I am a fool and unkind, she told herself. I wanted this to happen, and I am honestly glad, yet I could not speak to him and say so. But that line of thought led nowhere, either. There was only one thing she could do, and she must summon up the strength to do it: to live every day as best she could, recovering her health, trusting Damon’s promise. Andrew still loved and wanted her, though, she thought with a detachment so clinical she did not even know it was bitter, she could not imagine why he should. Again, why dwell on the one thing they could not yet share? Resolutely she got out of bed and went to bathe.
She dressed herself in a blue woolen skirt and a white knitted tunic with a long collar which could be wound about her like a shawl. For the first time since she could remember she actually felt hungry. Downstairs, the maids had cleared away the morning meal. Her father’s chair had been rolled to the window and he was looking out into the heavily drifted courtyard, where a group of serving men, heavily bundled, were clearing away some of the snow. She went and brushed his forehead with a dutiful kiss.

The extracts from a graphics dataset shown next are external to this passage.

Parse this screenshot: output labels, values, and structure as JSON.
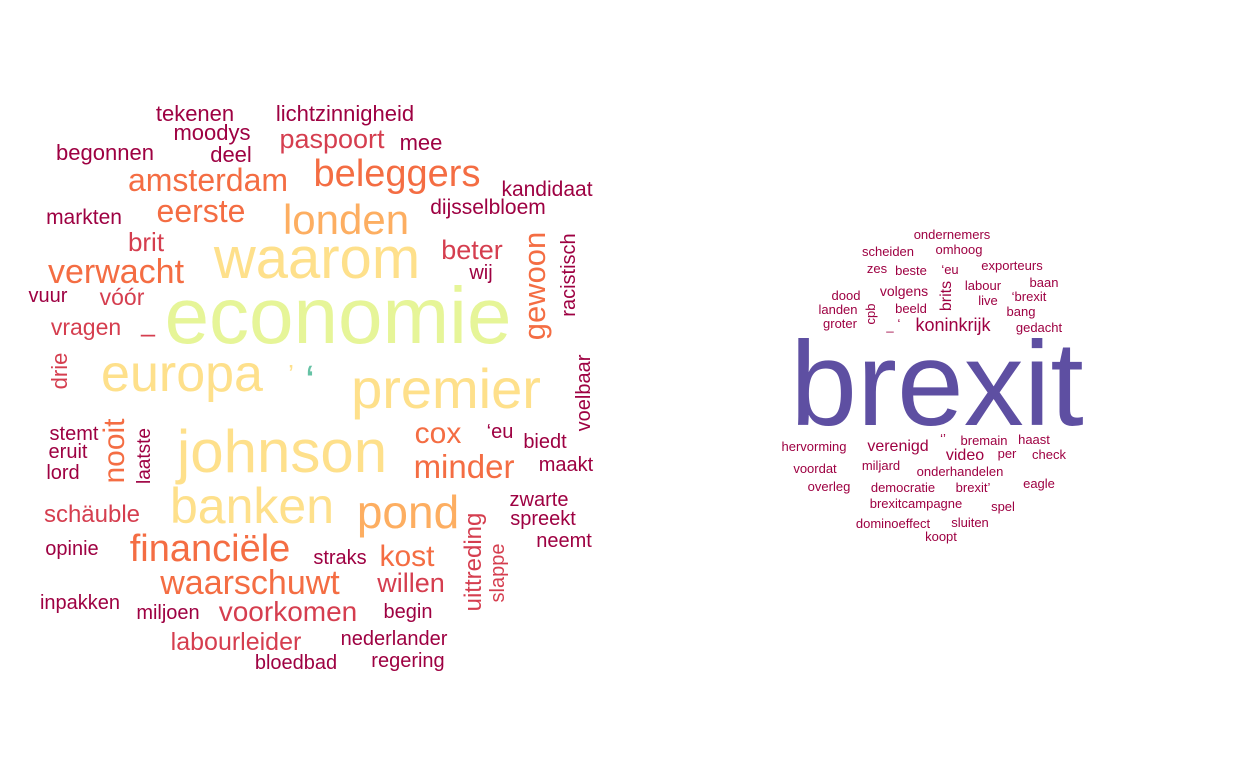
{
  "clouds": [
    {
      "name": "left-cloud",
      "words": [
        {
          "text": "economie",
          "color": "#e6f598"
        },
        {
          "text": "waarom",
          "color": "#fee08b"
        },
        {
          "text": "johnson",
          "color": "#fee08b"
        },
        {
          "text": "premier",
          "color": "#fee08b"
        },
        {
          "text": "banken",
          "color": "#fee08b"
        },
        {
          "text": "europa",
          "color": "#fee08b"
        },
        {
          "text": "pond",
          "color": "#fdae61"
        },
        {
          "text": "londen",
          "color": "#fdae61"
        },
        {
          "text": "beleggers",
          "color": "#f46d43"
        },
        {
          "text": "financiële",
          "color": "#f46d43"
        },
        {
          "text": "waarschuwt",
          "color": "#f46d43"
        },
        {
          "text": "amsterdam",
          "color": "#f46d43"
        },
        {
          "text": "eerste",
          "color": "#f46d43"
        },
        {
          "text": "verwacht",
          "color": "#f46d43"
        },
        {
          "text": "minder",
          "color": "#f46d43"
        },
        {
          "text": "gewoon",
          "color": "#f46d43"
        },
        {
          "text": "kost",
          "color": "#f46d43"
        },
        {
          "text": "cox",
          "color": "#f46d43"
        },
        {
          "text": "nooit",
          "color": "#f46d43"
        },
        {
          "text": "voorkomen",
          "color": "#d53e4f"
        },
        {
          "text": "beter",
          "color": "#d53e4f"
        },
        {
          "text": "willen",
          "color": "#d53e4f"
        },
        {
          "text": "paspoort",
          "color": "#d53e4f"
        },
        {
          "text": "brit",
          "color": "#d53e4f"
        },
        {
          "text": "labourleider",
          "color": "#d53e4f"
        },
        {
          "text": "uittreding",
          "color": "#d53e4f"
        },
        {
          "text": "schäuble",
          "color": "#d53e4f"
        },
        {
          "text": "vragen",
          "color": "#d53e4f"
        },
        {
          "text": "vóór",
          "color": "#d53e4f"
        },
        {
          "text": "drie",
          "color": "#d53e4f"
        },
        {
          "text": "slappe",
          "color": "#d53e4f"
        },
        {
          "text": "–",
          "color": "#d53e4f"
        },
        {
          "text": "‘",
          "color": "#66c2a5"
        },
        {
          "text": "’",
          "color": "#fee08b"
        },
        {
          "text": "lichtzinnigheid",
          "color": "#9e0142"
        },
        {
          "text": "tekenen",
          "color": "#9e0142"
        },
        {
          "text": "moodys",
          "color": "#9e0142"
        },
        {
          "text": "mee",
          "color": "#9e0142"
        },
        {
          "text": "begonnen",
          "color": "#9e0142"
        },
        {
          "text": "deel",
          "color": "#9e0142"
        },
        {
          "text": "kandidaat",
          "color": "#9e0142"
        },
        {
          "text": "dijsselbloem",
          "color": "#9e0142"
        },
        {
          "text": "markten",
          "color": "#9e0142"
        },
        {
          "text": "racistisch",
          "color": "#9e0142"
        },
        {
          "text": "wij",
          "color": "#9e0142"
        },
        {
          "text": "vuur",
          "color": "#9e0142"
        },
        {
          "text": "voelbaar",
          "color": "#9e0142"
        },
        {
          "text": "stemt",
          "color": "#9e0142"
        },
        {
          "text": "eruit",
          "color": "#9e0142"
        },
        {
          "text": "lord",
          "color": "#9e0142"
        },
        {
          "text": "laatste",
          "color": "#9e0142"
        },
        {
          "text": "‘eu",
          "color": "#9e0142"
        },
        {
          "text": "biedt",
          "color": "#9e0142"
        },
        {
          "text": "maakt",
          "color": "#9e0142"
        },
        {
          "text": "zwarte",
          "color": "#9e0142"
        },
        {
          "text": "spreekt",
          "color": "#9e0142"
        },
        {
          "text": "neemt",
          "color": "#9e0142"
        },
        {
          "text": "opinie",
          "color": "#9e0142"
        },
        {
          "text": "straks",
          "color": "#9e0142"
        },
        {
          "text": "inpakken",
          "color": "#9e0142"
        },
        {
          "text": "miljoen",
          "color": "#9e0142"
        },
        {
          "text": "begin",
          "color": "#9e0142"
        },
        {
          "text": "nederlander",
          "color": "#9e0142"
        },
        {
          "text": "bloedbad",
          "color": "#9e0142"
        },
        {
          "text": "regering",
          "color": "#9e0142"
        }
      ]
    },
    {
      "name": "right-cloud",
      "words": [
        {
          "text": "brexit",
          "color": "#5e4fa2"
        },
        {
          "text": "koninkrijk",
          "color": "#9e0142"
        },
        {
          "text": "verenigd",
          "color": "#9e0142"
        },
        {
          "text": "video",
          "color": "#9e0142"
        },
        {
          "text": "volgens",
          "color": "#9e0142"
        },
        {
          "text": "brits",
          "color": "#9e0142"
        },
        {
          "text": "ondernemers",
          "color": "#9e0142"
        },
        {
          "text": "scheiden",
          "color": "#9e0142"
        },
        {
          "text": "omhoog",
          "color": "#9e0142"
        },
        {
          "text": "zes",
          "color": "#9e0142"
        },
        {
          "text": "beste",
          "color": "#9e0142"
        },
        {
          "text": "‘eu",
          "color": "#9e0142"
        },
        {
          "text": "exporteurs",
          "color": "#9e0142"
        },
        {
          "text": "baan",
          "color": "#9e0142"
        },
        {
          "text": "dood",
          "color": "#9e0142"
        },
        {
          "text": "labour",
          "color": "#9e0142"
        },
        {
          "text": "‘brexit",
          "color": "#9e0142"
        },
        {
          "text": "landen",
          "color": "#9e0142"
        },
        {
          "text": "beeld",
          "color": "#9e0142"
        },
        {
          "text": "live",
          "color": "#9e0142"
        },
        {
          "text": "bang",
          "color": "#9e0142"
        },
        {
          "text": "groter",
          "color": "#9e0142"
        },
        {
          "text": "cpb",
          "color": "#9e0142"
        },
        {
          "text": "_",
          "color": "#9e0142"
        },
        {
          "text": "‘",
          "color": "#9e0142"
        },
        {
          "text": "gedacht",
          "color": "#9e0142"
        },
        {
          "text": "hervorming",
          "color": "#9e0142"
        },
        {
          "text": "‘’",
          "color": "#9e0142"
        },
        {
          "text": "bremain",
          "color": "#9e0142"
        },
        {
          "text": "haast",
          "color": "#9e0142"
        },
        {
          "text": "per",
          "color": "#9e0142"
        },
        {
          "text": "check",
          "color": "#9e0142"
        },
        {
          "text": "voordat",
          "color": "#9e0142"
        },
        {
          "text": "miljard",
          "color": "#9e0142"
        },
        {
          "text": "onderhandelen",
          "color": "#9e0142"
        },
        {
          "text": "overleg",
          "color": "#9e0142"
        },
        {
          "text": "democratie",
          "color": "#9e0142"
        },
        {
          "text": "brexit’",
          "color": "#9e0142"
        },
        {
          "text": "eagle",
          "color": "#9e0142"
        },
        {
          "text": "brexitcampagne",
          "color": "#9e0142"
        },
        {
          "text": "spel",
          "color": "#9e0142"
        },
        {
          "text": "dominoeffect",
          "color": "#9e0142"
        },
        {
          "text": "sluiten",
          "color": "#9e0142"
        },
        {
          "text": "koopt",
          "color": "#9e0142"
        }
      ]
    }
  ]
}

“Are you well again, daughter?”
“Much better, I think,” she said, and he motioned her to sit beside him, scanning her face carefully, narrowing his eyes.
“You’re thinner. Zandru’s hells, girl, you look as if you’d been gnawed by Alar’s wolf! What ailed you, or shouldn’t I ask?”
She had no idea what, if anything, Andrew or Damon might have told him. “Nothing very much. A woman’s trouble.”
“Don’t give me that,” her father said bluntly, “you’re no sickling. Marriage doesn’t seem to agree with you, my girl.”